Muros altos, porta trancada por fora, câmeras de segurança dentro de casa. Essa foi a estrutura encontrada pela Polícia Civil ao acabar com um cárcere privado de sete anos em Santana do Livramento, na Fronteira Oeste, na segunda-feira (6).
A ação resultou na prisão em flagrante de um homem de 47 anos, suspeito de manter confinados a própria família: a esposa, de 43, e os filhos de oito e 12 anos.
— Ninguém conseguiria sair da casa se acontecesse alguma situação, e ele (o suspeito) não pudesse abrir a porta — resumiu Giovana Müller, delegada responsável pela investigação.
A prisão ocorreu no centro de Santana do Livramento, em uma propriedade utilizada como um estabelecimento comercial e casa do suspeito e das vítimas.
O comércio – a polícia não detalha de qual tipo – fica na frente e existe um pátio atrás, onde está localizada a moradia. Ali a mulher ficava presa enquanto o homem trabalhava.
— As janelas tinham grades. O único caminho para a casa é um corredor, cujo acesso é por uma porta que tem uma tranca que se abre só pelo lado de fora. Mesmo que fosse para o pátio, a mulher não teria como sair porque o lugar é todo murado. Ela vivia em uma situação absurda — acrescentou Giovana.
Conforme a delegada, a violência tem origem em um desentendimento familiar ocorrido em 2018, no qual a mãe da companheira teria sido impedida de ter contato com a filha e os netos; a avó iniciou ação civil para ver as crianças.
A mulher tinha acesso ao WhatsApp, mas não recebia autorização do marido para usar as redes sociais. O uso era controlado por câmeras de segurança localizadas na casa e acessadas pelo suspeito no estabelecimento comercial.
Se ela precisasse de algo, o contato era feito apenas pelo aplicativo de mensagem; eram raros os momentos em que a vítima podia sair – levar filhos à escola e ir ao mercado, sob supervisão dele, estão entre as exceções.
— Ela sofria violência física e psicológica, era humilhada, menosprezada. Há três anos foi para o hospital por causa de uma agressão, mas omitiu o problema. Ele dizia que tiraria a guarda dos filhos e que ela ficaria sem nada. A mulher entrou em um ciclo de violência — pontua Giovana.
O suspeito não prestou depoimento à polícia.

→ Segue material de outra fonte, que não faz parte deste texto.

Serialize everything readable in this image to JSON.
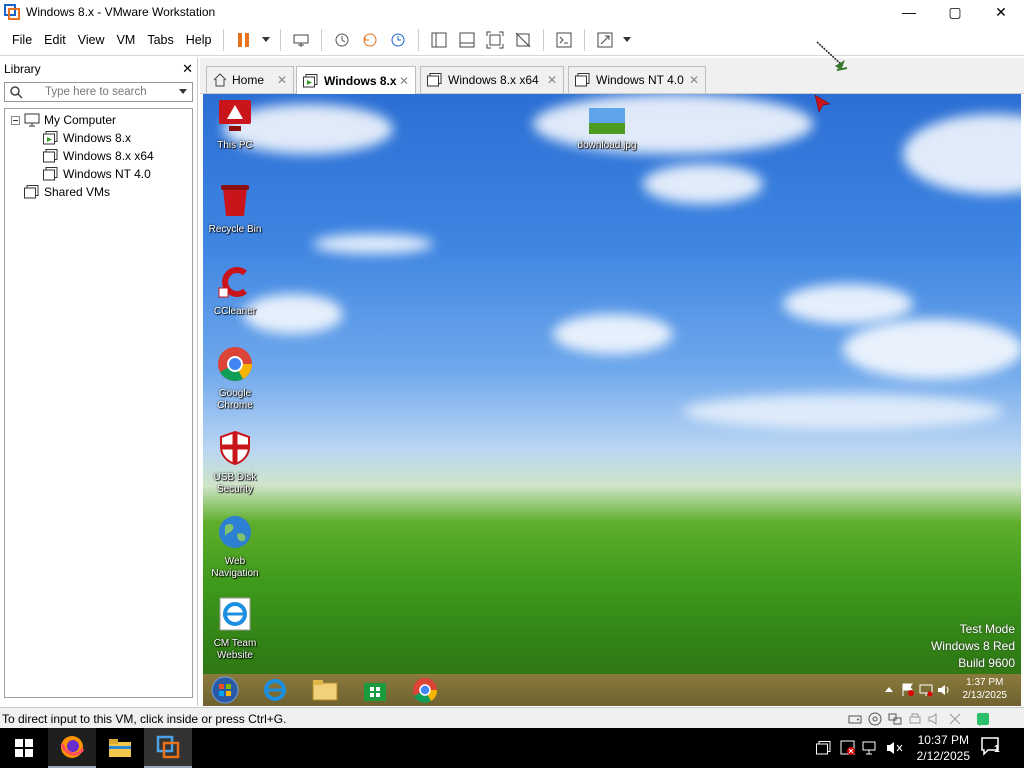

Segundo a delegada, de maneira informal, ele justificou que, por questão de segurança, mantinha a casa fechada por conta de o filho caçula ser autista.

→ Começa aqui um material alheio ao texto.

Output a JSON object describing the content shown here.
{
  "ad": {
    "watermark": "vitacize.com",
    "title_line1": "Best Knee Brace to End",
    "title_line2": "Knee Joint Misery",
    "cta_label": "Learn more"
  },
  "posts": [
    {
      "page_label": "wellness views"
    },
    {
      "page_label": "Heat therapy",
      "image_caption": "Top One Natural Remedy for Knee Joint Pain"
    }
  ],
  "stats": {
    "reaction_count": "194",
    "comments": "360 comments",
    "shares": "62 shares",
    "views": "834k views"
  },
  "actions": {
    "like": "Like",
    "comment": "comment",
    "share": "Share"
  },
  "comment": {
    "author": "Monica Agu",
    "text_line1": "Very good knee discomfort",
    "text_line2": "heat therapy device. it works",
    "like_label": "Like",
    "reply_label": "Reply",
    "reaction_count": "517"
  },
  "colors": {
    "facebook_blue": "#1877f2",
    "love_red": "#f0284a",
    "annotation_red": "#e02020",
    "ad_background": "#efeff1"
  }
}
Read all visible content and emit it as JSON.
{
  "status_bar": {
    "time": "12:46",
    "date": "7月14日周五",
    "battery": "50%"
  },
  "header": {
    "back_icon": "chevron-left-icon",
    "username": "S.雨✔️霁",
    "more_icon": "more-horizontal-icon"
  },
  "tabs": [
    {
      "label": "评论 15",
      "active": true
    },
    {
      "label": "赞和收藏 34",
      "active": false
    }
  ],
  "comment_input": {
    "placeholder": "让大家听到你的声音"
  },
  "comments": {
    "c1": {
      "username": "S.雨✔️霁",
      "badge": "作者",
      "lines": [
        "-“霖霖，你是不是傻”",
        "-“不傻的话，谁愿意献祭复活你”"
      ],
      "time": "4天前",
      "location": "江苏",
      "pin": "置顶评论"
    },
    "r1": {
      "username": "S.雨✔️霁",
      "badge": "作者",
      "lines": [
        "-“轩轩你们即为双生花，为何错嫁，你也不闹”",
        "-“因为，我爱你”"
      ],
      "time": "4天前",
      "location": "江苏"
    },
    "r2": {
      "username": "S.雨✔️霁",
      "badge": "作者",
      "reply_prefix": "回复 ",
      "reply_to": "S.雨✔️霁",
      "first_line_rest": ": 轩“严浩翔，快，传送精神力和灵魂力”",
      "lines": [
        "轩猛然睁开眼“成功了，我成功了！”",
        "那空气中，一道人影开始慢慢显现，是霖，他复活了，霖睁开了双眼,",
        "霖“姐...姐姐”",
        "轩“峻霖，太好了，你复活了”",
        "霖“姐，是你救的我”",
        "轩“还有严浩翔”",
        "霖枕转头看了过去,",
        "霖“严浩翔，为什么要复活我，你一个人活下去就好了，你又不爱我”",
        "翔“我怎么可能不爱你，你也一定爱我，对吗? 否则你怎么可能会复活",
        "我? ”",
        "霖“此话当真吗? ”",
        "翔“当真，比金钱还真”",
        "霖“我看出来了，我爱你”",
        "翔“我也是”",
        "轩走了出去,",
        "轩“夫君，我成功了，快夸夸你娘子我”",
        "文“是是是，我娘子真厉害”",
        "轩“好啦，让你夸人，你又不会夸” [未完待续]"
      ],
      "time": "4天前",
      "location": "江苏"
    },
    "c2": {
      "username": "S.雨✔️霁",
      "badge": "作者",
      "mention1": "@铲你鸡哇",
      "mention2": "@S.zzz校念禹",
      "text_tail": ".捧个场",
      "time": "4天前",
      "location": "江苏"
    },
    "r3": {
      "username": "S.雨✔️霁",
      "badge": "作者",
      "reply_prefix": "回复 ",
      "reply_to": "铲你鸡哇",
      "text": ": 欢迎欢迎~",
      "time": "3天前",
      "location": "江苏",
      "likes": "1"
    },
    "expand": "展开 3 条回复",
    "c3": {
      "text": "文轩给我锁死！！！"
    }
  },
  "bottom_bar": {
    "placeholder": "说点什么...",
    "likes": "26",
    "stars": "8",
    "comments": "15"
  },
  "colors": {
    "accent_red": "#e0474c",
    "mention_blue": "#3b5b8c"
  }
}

A polícia descobriu a situação após a vítima pedir socorro pelo Kwai, um aplicativo de compartilhamento de vídeos curtos. Na mídia social, ela encontrou uma irmã com quem não falava havia 10 anos e pediu ajuda. Uma advogada foi contatada e fez o registro na polícia.
O suspeito também responderá por posse ilegal de arma de fogo de uso restrito, já que oito armas de diferentes calibres e 500 munições foram localizadas na chácara da família no interior do município. Ele não tinha antecedentes criminais e a polícia diz que os filhos não sofriam agressões físicas.
Na tarde desta quarta-feira (8), a Justiça converteu a prisão em preventiva, segundo a delegada Giovana. Zero Hora contatou o Tribunal de Justiça, que até a publicação desta reportagem não respondeu sobre a situação do suspeito.
Com a conversão da prisão, o homem continuará detido na Penitenciária Estadual de Santana do Livramento. As vítimas estão na casa de familiares.